In contrast, the DCB does not contain any equivalent obligation. It does not require SSDEs to ensure interoperability with competing services, either for messaging or other core digital functionalities. For example, if a business accepts customer service queries only via WhatsApp, users must also be on WhatsApp, regardless of preference. The absence of interoperability requirements in the DCB is thus a critical limitation in regulating integrated digital ecosystems. This regulatory gap allows Indian super-apps to remain fully closed, increasing lock-in and making it difficult for users and businesses to switch or engage across competing ecosystems. As a result, the absence of interoperability in the DCB undermines its objective of promoting user choice and contestable digital markets.
Closely related to this broader issue of user lock-in is another emerging regulatory blind spot - AI assistants and plugin-based architectures. Neither the DMA nor the DCB explicitly includes AI assistants or plugin-based architectures within their respective definitions of CPS or CDS. This is significant because super-apps are increasingly incorporating AI functionalities that act as entry points to a variety of in-app services such as chatbots that handle queries, process payments, or navigate users to services like shopping or bookings. For example, Meta's integration of Meta AI into WhatsApp enables users to interact with the platform through an AI layer that can influence their navigation across other services within the app. This AI-driven user interface is not currently treated as a standalone CPS or CDS, thereby placing them beyond the reach of most conduct-related regulatory controls despite their growing influence on user navigation and choice. This exclusion creates a regulatory lacuna, permitting novel digital interfaces that exert substantial influence over user behavior to operate outside the perimeter of ex-ante controls.
Conclusion
The DCB represents a major step forward in India’s approach to platform regulation, particularly in adopting an ex-ante framework for entities with systemic digital power. However, the current architecture of the Bill is not designed to capture the structural dominance exercised by super-apps. Such dominance is not rooted in any single service, but in the ability to control data flows, interface defaults, and user attention across interconnected services. By regulating only individual services that meet standalone thresholds, the DCB fails to recognise this ecosystem-level power as a unit of analysis
This article argues that effective regulation of super-apps must begin with their legal recognition. This could take the form of a statutory definition, or a structural test that identifies platforms with tightly integrated services, shared infrastructure, and coordinated control over user experience. Once recognised, the law must then empower the regulator to impose architecture-level obligations on such platforms that going beyond individual conduct remedies. These should include interoperability mandates to prevent ecosystem lock-in, interface neutrality rules to curb self-preferencing, and data-sharing requirements to ensure fair competition across embedded services. Crucially, AI-based user interfaces and plugin ecosystems which now serve as gatekeeping layers must also be brought within the regulatory perimeter.

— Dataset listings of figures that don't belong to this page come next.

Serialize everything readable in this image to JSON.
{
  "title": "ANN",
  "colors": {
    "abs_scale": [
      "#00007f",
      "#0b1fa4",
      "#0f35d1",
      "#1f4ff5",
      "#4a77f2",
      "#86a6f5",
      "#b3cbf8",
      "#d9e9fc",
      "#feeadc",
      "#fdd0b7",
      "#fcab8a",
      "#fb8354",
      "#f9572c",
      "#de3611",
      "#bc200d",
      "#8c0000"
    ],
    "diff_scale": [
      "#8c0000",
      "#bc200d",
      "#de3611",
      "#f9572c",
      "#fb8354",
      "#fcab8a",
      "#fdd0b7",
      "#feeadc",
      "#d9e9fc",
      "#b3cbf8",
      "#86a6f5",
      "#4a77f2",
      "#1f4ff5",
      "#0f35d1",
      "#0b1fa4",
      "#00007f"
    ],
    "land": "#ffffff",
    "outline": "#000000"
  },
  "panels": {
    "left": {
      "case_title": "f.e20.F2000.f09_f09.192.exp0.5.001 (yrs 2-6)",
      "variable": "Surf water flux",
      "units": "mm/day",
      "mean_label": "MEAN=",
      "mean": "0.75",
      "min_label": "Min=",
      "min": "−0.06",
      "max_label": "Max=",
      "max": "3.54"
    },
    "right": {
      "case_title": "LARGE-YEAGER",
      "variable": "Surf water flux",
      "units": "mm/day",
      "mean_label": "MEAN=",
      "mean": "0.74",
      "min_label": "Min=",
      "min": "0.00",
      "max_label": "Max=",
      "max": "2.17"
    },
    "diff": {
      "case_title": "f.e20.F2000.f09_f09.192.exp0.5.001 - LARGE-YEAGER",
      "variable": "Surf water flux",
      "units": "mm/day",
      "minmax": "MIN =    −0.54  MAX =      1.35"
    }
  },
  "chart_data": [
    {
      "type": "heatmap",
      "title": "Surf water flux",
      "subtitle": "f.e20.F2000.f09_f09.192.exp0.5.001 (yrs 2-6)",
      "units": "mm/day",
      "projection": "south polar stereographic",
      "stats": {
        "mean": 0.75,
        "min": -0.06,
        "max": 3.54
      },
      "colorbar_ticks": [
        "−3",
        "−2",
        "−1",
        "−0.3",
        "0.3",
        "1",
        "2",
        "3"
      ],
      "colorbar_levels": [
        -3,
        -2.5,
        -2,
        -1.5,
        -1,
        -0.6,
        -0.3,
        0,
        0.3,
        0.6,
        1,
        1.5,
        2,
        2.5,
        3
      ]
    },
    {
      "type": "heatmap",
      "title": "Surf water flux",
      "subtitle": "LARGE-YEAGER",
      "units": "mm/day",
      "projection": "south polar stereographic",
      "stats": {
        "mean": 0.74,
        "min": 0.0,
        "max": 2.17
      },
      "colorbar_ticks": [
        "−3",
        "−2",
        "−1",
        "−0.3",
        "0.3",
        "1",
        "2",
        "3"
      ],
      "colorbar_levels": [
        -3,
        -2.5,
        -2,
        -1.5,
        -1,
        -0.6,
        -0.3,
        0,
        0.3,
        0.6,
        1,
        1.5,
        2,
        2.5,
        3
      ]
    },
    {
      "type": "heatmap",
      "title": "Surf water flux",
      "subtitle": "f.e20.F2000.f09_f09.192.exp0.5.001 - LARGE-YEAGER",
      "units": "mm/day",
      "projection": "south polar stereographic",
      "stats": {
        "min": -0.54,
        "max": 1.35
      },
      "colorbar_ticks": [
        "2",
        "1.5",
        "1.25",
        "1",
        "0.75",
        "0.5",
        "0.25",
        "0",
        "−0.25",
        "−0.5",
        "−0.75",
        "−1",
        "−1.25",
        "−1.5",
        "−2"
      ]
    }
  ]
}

It is true that ex-ante digital regulation has invited criticism for potential overreach. But in the case of super-apps, the real risk lies in under-regulation. Traditional ex-post enforcement cannot respond quickly or structurally enough to prevent the consolidation of power through closed design, seamless defaults, and behavioural nudges. Recognising super-apps as a distinct regulatory challenge is not regulatory excess but a necessary evolution in competition law to match the complexity of the digital economy.